E finalmente chegou a vez da Europa. Trump disse que o continente e principalmente o bloco dos 27 passaram anos a destratar os Estados Unidos – criando, entre outras coisas horríveis, um enorme défice comercial do lado dos Estados Unidos – e que isso teria de acabar. Para já, ainda não é claro como todo o plano se vai processar, sendo certo que a União Europeia, como lhe é costume, esta sentada para ver o que acontece. Aliás, a reação imediata foi mesmo essa: vamos sentar-nos para discutir. Aparentemente, Trump não tem tempo para isso.

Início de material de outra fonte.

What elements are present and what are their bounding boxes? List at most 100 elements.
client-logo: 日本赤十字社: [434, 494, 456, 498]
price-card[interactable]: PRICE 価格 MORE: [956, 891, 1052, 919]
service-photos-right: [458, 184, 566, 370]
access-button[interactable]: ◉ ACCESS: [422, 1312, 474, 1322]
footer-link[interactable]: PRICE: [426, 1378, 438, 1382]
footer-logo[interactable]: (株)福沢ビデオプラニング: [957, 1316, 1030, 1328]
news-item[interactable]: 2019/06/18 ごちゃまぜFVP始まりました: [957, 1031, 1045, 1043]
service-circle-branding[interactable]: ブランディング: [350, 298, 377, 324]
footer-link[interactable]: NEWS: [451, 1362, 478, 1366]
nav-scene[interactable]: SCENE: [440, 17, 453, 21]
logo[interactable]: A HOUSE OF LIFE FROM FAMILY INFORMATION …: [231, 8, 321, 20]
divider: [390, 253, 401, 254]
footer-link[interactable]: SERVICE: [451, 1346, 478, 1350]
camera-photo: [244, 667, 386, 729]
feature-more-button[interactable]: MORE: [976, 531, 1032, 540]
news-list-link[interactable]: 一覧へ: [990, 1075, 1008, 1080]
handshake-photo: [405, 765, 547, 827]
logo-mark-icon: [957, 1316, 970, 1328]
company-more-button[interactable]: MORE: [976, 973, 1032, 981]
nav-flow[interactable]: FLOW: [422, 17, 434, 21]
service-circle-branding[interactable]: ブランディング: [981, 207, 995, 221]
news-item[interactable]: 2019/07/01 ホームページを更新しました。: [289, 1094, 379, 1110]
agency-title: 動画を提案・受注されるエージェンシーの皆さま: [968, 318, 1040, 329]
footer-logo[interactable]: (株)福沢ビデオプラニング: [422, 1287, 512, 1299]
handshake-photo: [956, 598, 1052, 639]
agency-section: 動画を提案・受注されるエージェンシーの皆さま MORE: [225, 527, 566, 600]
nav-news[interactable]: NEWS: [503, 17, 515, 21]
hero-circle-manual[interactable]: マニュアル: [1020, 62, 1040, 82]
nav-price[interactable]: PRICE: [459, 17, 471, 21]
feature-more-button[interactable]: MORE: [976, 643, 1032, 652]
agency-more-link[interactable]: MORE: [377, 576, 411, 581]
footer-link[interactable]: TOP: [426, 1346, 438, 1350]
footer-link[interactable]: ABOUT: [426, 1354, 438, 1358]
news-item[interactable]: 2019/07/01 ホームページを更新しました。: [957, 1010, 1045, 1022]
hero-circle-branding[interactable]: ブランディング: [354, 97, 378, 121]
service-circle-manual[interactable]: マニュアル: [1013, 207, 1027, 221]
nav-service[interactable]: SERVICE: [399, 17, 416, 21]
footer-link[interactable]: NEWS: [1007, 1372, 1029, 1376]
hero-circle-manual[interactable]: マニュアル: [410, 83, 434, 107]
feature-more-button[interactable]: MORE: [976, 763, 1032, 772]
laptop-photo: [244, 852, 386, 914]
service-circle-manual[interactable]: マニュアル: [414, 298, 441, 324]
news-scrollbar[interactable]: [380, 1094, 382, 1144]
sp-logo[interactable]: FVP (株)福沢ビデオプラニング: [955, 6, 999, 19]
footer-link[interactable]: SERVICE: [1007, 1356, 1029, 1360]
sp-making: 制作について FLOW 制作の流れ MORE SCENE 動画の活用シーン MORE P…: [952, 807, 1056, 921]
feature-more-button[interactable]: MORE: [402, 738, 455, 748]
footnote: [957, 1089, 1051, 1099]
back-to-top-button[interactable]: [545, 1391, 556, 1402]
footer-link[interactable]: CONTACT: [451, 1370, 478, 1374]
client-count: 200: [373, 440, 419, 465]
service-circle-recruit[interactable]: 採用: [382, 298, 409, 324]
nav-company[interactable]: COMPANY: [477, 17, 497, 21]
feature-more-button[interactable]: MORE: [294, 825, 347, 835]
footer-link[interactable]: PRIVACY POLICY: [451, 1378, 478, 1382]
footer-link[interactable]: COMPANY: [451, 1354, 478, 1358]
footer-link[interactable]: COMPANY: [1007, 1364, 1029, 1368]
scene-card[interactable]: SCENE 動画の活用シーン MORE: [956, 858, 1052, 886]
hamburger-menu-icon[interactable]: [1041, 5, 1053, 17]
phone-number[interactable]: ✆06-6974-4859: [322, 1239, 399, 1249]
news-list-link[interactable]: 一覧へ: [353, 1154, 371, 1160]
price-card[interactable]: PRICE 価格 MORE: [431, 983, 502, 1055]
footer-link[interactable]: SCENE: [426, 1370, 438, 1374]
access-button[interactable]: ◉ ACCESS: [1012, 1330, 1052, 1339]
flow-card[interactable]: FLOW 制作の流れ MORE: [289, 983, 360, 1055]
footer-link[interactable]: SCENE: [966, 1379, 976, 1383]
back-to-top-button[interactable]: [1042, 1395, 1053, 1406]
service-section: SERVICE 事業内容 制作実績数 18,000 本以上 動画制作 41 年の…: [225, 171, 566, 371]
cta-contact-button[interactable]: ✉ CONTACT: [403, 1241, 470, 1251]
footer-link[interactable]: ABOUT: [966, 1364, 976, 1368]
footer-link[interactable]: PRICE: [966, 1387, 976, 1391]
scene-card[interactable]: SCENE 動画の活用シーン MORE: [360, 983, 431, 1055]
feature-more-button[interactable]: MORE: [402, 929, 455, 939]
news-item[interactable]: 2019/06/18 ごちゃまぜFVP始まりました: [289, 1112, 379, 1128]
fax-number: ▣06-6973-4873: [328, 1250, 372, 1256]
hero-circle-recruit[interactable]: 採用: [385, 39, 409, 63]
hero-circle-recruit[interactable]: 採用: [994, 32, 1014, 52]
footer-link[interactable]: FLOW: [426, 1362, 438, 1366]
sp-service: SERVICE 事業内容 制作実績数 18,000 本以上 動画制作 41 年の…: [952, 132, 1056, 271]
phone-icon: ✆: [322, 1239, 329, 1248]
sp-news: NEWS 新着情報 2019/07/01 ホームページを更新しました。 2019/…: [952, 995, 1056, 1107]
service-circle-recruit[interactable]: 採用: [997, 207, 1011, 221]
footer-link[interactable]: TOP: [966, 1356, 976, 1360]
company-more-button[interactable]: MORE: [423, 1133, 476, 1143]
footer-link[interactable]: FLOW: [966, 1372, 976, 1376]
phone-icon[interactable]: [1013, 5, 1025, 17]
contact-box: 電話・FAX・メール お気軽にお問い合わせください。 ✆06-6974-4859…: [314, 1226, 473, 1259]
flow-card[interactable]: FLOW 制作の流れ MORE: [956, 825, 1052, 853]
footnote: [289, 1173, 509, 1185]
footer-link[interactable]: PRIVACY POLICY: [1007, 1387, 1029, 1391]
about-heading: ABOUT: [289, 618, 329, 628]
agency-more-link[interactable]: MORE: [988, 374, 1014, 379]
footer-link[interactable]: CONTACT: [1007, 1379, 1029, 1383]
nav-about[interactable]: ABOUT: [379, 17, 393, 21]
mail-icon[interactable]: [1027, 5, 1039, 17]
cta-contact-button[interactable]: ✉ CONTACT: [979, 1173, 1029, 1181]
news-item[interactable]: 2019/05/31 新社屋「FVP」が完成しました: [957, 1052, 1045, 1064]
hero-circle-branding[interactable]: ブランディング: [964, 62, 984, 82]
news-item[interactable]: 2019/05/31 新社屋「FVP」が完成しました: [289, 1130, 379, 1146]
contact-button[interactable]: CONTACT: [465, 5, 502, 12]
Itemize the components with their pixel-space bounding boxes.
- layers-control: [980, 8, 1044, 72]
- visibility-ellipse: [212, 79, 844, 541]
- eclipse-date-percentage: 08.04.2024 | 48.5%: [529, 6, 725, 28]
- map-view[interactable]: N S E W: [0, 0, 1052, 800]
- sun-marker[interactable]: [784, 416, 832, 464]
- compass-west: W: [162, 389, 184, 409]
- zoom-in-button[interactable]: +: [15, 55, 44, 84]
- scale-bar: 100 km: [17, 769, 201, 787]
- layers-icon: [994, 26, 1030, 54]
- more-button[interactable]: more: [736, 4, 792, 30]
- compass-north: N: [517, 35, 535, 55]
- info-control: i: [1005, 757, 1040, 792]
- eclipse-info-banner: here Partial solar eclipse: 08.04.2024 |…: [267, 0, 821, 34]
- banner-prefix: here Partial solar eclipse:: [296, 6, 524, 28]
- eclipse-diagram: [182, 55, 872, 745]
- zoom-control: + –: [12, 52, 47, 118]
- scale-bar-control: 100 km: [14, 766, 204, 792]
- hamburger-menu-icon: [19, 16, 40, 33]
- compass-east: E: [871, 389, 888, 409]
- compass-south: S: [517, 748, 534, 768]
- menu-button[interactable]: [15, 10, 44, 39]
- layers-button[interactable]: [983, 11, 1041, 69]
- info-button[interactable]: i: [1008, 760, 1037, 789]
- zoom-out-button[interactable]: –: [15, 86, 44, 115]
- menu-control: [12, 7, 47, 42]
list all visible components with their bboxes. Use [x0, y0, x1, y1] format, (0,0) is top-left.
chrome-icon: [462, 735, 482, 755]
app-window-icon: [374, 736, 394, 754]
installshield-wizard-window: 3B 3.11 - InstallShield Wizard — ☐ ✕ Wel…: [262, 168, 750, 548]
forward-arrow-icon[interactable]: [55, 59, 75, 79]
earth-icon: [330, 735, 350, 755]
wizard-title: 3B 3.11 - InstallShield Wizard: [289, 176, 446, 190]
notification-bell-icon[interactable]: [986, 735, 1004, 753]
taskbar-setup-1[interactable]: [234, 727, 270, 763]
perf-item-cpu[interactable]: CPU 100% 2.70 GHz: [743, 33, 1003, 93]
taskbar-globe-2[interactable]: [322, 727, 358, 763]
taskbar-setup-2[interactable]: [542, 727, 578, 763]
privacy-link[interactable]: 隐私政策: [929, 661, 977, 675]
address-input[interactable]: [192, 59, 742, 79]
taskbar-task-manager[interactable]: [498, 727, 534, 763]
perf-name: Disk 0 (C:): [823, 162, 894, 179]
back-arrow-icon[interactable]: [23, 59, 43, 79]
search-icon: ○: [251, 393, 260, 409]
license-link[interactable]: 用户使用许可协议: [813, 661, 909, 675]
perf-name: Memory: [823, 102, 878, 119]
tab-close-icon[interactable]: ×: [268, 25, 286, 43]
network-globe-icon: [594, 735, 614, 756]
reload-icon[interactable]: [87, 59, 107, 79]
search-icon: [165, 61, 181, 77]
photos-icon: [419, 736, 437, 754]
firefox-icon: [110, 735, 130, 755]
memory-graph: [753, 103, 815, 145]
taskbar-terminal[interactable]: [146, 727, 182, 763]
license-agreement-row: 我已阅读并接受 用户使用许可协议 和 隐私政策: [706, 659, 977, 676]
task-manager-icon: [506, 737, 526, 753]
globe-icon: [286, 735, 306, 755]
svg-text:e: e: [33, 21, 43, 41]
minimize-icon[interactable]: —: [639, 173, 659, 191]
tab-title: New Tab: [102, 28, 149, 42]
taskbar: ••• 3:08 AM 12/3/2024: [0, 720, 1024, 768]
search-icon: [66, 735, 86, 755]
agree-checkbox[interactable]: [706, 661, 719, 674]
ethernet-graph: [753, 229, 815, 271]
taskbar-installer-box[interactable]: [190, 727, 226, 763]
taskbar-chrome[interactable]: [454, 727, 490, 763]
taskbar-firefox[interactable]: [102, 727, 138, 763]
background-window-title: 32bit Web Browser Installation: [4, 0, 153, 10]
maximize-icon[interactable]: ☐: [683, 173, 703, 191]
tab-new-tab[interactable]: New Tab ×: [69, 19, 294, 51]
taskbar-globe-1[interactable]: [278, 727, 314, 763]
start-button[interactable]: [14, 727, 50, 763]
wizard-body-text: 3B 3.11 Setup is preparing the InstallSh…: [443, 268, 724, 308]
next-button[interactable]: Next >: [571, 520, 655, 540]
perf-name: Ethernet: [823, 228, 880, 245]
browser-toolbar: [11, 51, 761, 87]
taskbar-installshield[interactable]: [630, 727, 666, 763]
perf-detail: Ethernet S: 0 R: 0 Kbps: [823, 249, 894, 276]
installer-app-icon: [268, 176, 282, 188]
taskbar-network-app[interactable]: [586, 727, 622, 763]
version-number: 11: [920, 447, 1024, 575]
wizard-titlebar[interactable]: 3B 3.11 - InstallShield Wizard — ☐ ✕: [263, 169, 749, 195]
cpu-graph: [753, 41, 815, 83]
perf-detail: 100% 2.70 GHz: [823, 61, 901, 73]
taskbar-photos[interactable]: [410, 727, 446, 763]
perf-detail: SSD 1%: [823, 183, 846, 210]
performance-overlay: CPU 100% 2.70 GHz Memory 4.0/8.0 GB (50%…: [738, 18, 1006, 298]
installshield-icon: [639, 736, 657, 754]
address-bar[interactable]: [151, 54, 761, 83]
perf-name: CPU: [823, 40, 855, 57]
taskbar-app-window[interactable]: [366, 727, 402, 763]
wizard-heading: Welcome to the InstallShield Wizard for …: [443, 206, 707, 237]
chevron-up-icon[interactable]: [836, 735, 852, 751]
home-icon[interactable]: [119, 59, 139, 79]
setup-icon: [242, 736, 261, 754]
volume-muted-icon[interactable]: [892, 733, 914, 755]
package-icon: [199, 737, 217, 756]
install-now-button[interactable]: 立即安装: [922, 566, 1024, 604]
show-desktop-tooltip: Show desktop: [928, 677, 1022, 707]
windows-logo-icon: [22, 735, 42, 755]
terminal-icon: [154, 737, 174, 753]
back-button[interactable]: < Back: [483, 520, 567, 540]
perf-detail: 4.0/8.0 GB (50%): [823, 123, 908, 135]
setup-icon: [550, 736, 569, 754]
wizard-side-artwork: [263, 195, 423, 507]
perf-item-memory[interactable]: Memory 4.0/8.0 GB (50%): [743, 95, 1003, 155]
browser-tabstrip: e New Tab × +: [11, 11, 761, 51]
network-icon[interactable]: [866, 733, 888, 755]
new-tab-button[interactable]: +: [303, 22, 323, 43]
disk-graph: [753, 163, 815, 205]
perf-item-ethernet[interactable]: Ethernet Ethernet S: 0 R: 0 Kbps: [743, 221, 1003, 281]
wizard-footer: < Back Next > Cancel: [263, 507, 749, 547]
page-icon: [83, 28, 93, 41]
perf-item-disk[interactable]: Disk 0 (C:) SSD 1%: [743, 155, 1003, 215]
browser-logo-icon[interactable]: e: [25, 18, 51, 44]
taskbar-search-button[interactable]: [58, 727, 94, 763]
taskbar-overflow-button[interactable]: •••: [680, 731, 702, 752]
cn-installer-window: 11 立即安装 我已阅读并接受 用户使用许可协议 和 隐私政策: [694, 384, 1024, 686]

O que ficou claro, é que Trump não tolera mais que os países europeus não cumpram os gastos de 2% do PIB no setor da defesa. E como não cumpriam, têm agora um novo desafio: não serão 2%, mas 5% – um aumento de 150%. Que se saiba, ninguém disse peremptoriamente que ‘não’, até porque de imediato, o neerlandês Mark Rutte, que se apresenta como secretário-geral da NATO, fez um périplo pela Europa (Portugal incluído), para explicar que não haveria discussões sobre a matéria.

… e finalmente a Ucrânia

E finalmente a Ucrânia – e mesmo nesta matéria Donald Trump não inovou: fez apenas o que estava dito que faria. Ligou a Vladimir Putin por telefone, falou com ele durante uma hora e meia e com ele combinou que delegações ao nível dos ministérios dos Negócios Estrangeiros se iriam encontrar para resolver a ‘pessegada’ da Ucrânia. Foi isso mesmo que aconteceu esta semana em Riad, Arábia Saudita, sem a presença de qualquer outro país que não a Rússia e os Estados Unidos – ‘expulsão’ essa que se estendeu também à própria Ucrânia. Nada de novo: Trump tinha dito que “eu resolvo a guerra” e só falhou no prazo: afinal não foram 48 horas. De então para cá, o presidente dos Estados Unidos tem-se preocupado em ‘destratar’ publicamente o seu homólogo ucraniano – que, já se percebeu, passou a ser ‘descartável’. E tem guardado um tempo para se rir, ao ver que a resposta europeia é fazer uma cimeira de imergência com meia dúzia de países e dois dias depois uma cimeira de imergência 2.0 com os países que não beneficiaram da sorte de terem sido convocados para a primeira. Até nisso, as coisas estão a correr bem a Trump: como é fácil abrir brechas entre os europeus, ao mesmo tempo que os obriga a cumprir coisas que eles não prometerem a ninguém.